Open JQFonseca opened 4 years ago
I believe the data that we use in the example notebook is now contained within the tests
folder and is small compared to the old example data. The old example data is still in the repo in the example_data
folder though and I don't think we use it (@mikesmic can confirm). If we remove that, the repo will be ~20mb which I think is reasonable.
Were you downloading though GitHub Desktop by the way? I have found that to be very slow for some reason which is not directly related to repo size. It sometimes takes a long time on a fast connection.
The example notebook now only using the data from the tests directory which contains 8.7MB of data - 4.9MP is a ctf file which we should maybe make smaller as it's not used in the example notebook. I will delete the example data directory in develop (I thought I had already done this tbh) which will cut out 36MB (60-70% of the total size)
It would be great to work towards having a library of example datasets, defined with consistent filenames and formats to automatically pull into a notebook.
This is still an issue.
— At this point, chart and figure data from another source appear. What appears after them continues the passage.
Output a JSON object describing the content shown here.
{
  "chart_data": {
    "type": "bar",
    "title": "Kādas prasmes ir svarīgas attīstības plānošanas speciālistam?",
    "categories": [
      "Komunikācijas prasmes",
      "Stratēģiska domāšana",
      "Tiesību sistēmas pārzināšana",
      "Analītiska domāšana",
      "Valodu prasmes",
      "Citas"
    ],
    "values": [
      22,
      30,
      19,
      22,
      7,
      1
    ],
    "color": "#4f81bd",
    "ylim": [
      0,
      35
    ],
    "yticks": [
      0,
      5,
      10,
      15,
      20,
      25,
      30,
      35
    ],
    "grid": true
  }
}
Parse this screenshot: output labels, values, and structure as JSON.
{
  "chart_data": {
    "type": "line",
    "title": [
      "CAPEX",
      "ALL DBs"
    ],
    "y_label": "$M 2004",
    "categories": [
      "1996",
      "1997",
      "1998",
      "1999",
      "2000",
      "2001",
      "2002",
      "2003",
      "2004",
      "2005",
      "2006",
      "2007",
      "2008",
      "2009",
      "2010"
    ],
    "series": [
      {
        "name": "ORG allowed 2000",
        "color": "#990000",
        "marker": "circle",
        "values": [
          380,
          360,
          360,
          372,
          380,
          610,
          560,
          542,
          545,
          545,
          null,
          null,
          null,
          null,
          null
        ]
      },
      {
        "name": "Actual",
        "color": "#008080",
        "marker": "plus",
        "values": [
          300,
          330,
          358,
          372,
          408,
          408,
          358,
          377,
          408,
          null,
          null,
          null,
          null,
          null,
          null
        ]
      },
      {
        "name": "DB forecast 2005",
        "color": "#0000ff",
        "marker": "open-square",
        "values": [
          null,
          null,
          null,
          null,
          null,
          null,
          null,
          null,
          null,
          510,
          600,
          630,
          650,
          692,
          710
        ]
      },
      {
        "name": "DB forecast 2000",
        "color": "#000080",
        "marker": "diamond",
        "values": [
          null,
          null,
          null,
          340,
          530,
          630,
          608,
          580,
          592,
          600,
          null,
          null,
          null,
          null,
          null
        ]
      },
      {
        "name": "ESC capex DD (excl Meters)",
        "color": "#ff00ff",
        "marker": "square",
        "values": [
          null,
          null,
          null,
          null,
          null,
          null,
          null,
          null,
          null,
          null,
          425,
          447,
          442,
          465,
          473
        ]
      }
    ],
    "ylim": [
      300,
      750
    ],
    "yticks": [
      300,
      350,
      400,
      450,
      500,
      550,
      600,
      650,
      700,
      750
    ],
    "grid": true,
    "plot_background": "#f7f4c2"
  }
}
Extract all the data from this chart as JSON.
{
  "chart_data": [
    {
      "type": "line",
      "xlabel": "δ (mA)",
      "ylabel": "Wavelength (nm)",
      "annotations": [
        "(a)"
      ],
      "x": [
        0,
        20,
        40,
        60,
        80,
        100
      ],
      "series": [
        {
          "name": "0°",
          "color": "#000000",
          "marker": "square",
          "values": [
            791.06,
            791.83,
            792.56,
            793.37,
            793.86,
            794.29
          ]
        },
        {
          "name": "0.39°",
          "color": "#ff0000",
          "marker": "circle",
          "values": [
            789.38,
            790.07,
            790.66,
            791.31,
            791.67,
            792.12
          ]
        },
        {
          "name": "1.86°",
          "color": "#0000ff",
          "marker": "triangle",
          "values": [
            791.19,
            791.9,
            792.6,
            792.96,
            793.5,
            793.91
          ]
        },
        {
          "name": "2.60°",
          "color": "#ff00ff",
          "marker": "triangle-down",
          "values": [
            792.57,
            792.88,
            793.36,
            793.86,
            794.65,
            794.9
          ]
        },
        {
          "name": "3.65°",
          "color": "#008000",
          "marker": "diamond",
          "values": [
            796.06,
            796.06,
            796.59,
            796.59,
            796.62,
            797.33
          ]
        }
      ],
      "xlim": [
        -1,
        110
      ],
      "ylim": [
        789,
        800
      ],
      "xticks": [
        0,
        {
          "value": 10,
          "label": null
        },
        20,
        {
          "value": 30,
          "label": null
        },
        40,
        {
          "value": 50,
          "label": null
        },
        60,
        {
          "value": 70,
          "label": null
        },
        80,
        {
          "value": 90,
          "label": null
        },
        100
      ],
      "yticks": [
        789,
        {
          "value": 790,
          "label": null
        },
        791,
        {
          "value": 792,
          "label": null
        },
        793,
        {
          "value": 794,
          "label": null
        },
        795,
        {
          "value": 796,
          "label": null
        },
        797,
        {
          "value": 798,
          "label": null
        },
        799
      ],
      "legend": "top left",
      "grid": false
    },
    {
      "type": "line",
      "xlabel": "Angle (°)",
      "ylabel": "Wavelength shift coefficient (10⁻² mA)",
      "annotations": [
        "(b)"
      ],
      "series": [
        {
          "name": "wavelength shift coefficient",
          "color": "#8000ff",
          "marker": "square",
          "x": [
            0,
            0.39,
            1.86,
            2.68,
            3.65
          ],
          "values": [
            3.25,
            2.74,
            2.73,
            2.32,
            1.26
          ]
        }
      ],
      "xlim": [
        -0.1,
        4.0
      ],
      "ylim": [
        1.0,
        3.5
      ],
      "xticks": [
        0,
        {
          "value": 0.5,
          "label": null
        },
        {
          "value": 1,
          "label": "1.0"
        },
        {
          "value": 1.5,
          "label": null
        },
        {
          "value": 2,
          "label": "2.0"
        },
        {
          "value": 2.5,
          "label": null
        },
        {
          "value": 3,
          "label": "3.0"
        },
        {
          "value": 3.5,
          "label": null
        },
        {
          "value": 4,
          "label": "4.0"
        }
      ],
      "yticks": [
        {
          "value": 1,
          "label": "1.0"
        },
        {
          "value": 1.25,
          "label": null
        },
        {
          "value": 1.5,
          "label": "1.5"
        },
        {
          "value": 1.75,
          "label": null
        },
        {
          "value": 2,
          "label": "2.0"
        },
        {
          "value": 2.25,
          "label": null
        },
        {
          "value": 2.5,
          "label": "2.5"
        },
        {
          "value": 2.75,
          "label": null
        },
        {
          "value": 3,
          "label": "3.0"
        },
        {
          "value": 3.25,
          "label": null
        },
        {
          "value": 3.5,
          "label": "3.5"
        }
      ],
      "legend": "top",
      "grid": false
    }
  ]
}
Cloning downloads 321.29 MiB of data. What's being downloaded? Does cloning include the whole history? Any ideas @merrygoat ?
Yes, the hidden .git folder has all of the historical diffs - you should be able to check this by doing a shallow clone:
git clone -–depth [depth] [remote-url]
Where depth is the number of diffs to fetch.
You can use git filter-branch
to edit history and remove the files but do be careful, editing the history is slightly dangerous. Best to do locally first and ensure you are happy before a force push.
Publishing on PyPI is a better approach than fiddling with the git history, isn't it?
I didn't think of it like that, but yes certainly.
I had a look at finding big files and deleting them from the history, I found a decent guide (https://web.archive.org/web/20190207210108/http://stevelorek.com/how-to-shrink-a-git-repository.html) but it scares me. I will publish to PyPI for now, it's daft that I haven't done that yet
I installed DefDap on a different computer today and it took so long tod download everything, primarily because the example data (which is needed) is relatively large. Could I suggest we move it to a repository, like Zenodo and then have a command to download it in the example notebook?